Gluten cross-reactivity refers to the possibility that other foods in your diet are producing the symptoms that you associate with gluten ingestion. Essentially, when your body creates antibodies against gluten, those same antibodies also recognize and potentially attack proteins in other foods. When you eat those foods, even though they are gluten-free, your body reacts as though they aren’t. Even if you do a great job of maintaining a strict gluten-free diet, you could possibly still suffer all of the symptoms of eating gluten simply because your body believes that you are.
In simple terms, this is basically a case of mistaken identity. But it’s important to note that everyone develops specific and individual antibodies to gluten, meaning that not everyone with celiac or gluten sensitivity will have symptoms of cross-reactivity. Also, very few people report cross-reacting to all of the potential foods.
What Are The Most Common Cross-Reactive Foods?
Common foods that cross react with gluten are amaranth, buckwheat, chocolate, coffee, corn, dairy, egg, hemp, potato, quinoa, rice, soy, tapioca, teff, and yeast.
Is There a Way to Test for Cross-Reactivity?

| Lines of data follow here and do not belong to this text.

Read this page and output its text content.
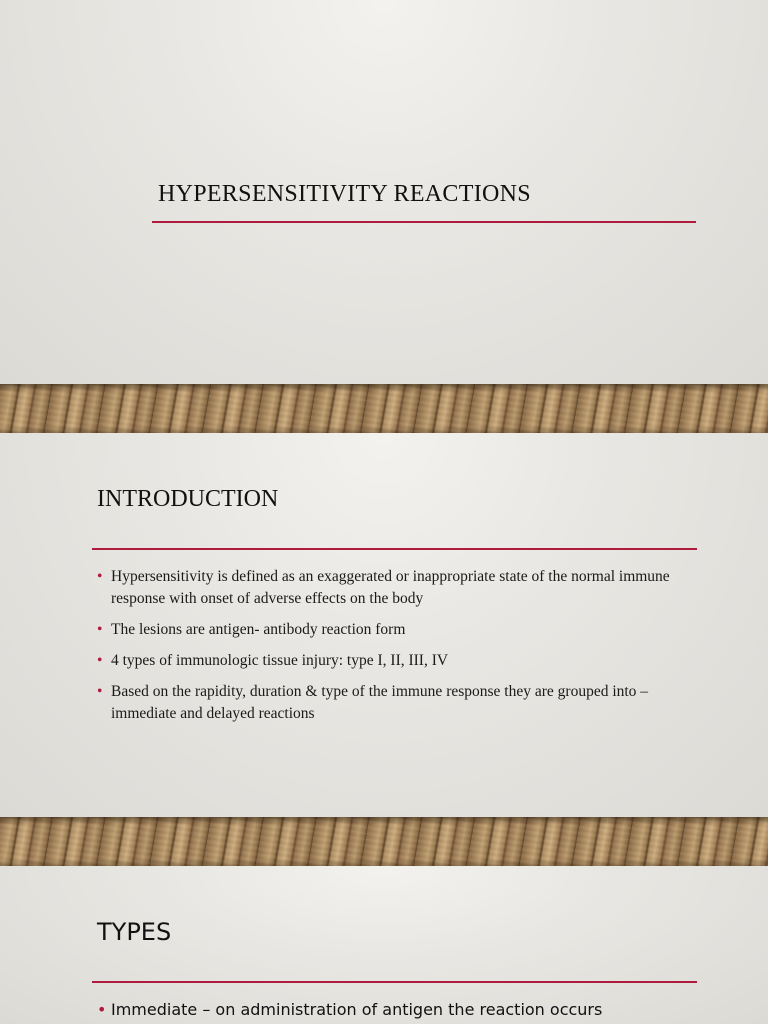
HYPERSENSITIVITY REACTIONS
INTRODUCTION
• Hypersensitivity is defined as an exaggerated or inappropriate state of the normal immune response with onset of adverse effects on the body
• The lesions are antigen- antibody reaction form
• 4 types of immunologic tissue injury: type I, II, III, IV
• Based on the rapidity, duration & type of the immune response they are grouped into – immediate and delayed reactions
TYPES
• Immediate – on administration of antigen the reaction occurs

Cyrex Laboratories offers a blood test called the gluten cross-reactivity panel (Array 4), which tests for reactions to common gluten cross-reactors. Cyrex Labs reports seeing positive results around 25% of the time. It is important to keep in mind, however, that these results are correlative. This means that while they show you are sensitive to other foods besides gluten, they don’t prove that it is due to cross-reactivity. The rest results simply could mean that you have additional food intolerances.
Why is Gluten Cross-Reactivity Controversial?
While all of this seems to make a lot of sense, there currently isn’t a whole lot of scientific evidence backing it up. People have all kinds of food sensitivities and allergies, so it’s very possible that some people with celiac are also sensitive to foods like corn and egg. We also know that lots of people with celiac disease and gluten sensitivity also have lactose intolerance, so that can always be a likely culprit if dairy is causing problems.
Critics of gluten-cross reactivity theories say that we need to stop blaming all of our physical symptoms and ailments on celiac disease and on gluten – our bodies deal with all kinds of different issues and conditions and gluten, while easy to blame, is not always the culprit! Other critics also make note that only individuals with celiac would be susceptible to gluten cross-reactivity, because only they develop antibodies to gluten. While individuals with gluten sensitivity have reported symptoms of cross-reactivity as well, more research is certainly needed to explore this issue.
Other Important Points
There are other reasons why your body may be continuing to show symptoms of gluten ingestion even though you’ve eliminated gluten from your diet. Keep in mind:
1. Cross-contamination is a serious issue and can be especially prevalent in grains that don’t contain gluten but are manufactured in plants that process gluten. This holds true for things like buckwheat flour, white rice flour, soy flour, and similar items. Make sure these are certified gluten-free to confirm you aren’t getting a big bag of cross-contaminated flour.
2. The body takes time to heal! It takes time for your body to begin to feel good again after starting a gluten-free diet, especially if you have extensive intestinal damage. The wounds of celiac can take months and months to heal, so it’s important to be patient and stick to a strict diet.
3. Often times when people switch over to a gluten-free diet, they are (understandably) excited and overwhelmed by the huge variety of products out there. It is definitely easy to over do it. But filling your diet with highly processed foods, frozen meals and gluten-free breads can wreak havoc on your system, so keep this in mind if you’re still feeling bad. Instead stick to a diet rich in healthy proteins, fruits and veggies and this should certainly help with any continued digestive fatigue and pain.
Have any of you experienced gluten cross-reactivity? Did eliminating the common culprits from your diet clear up the symptoms?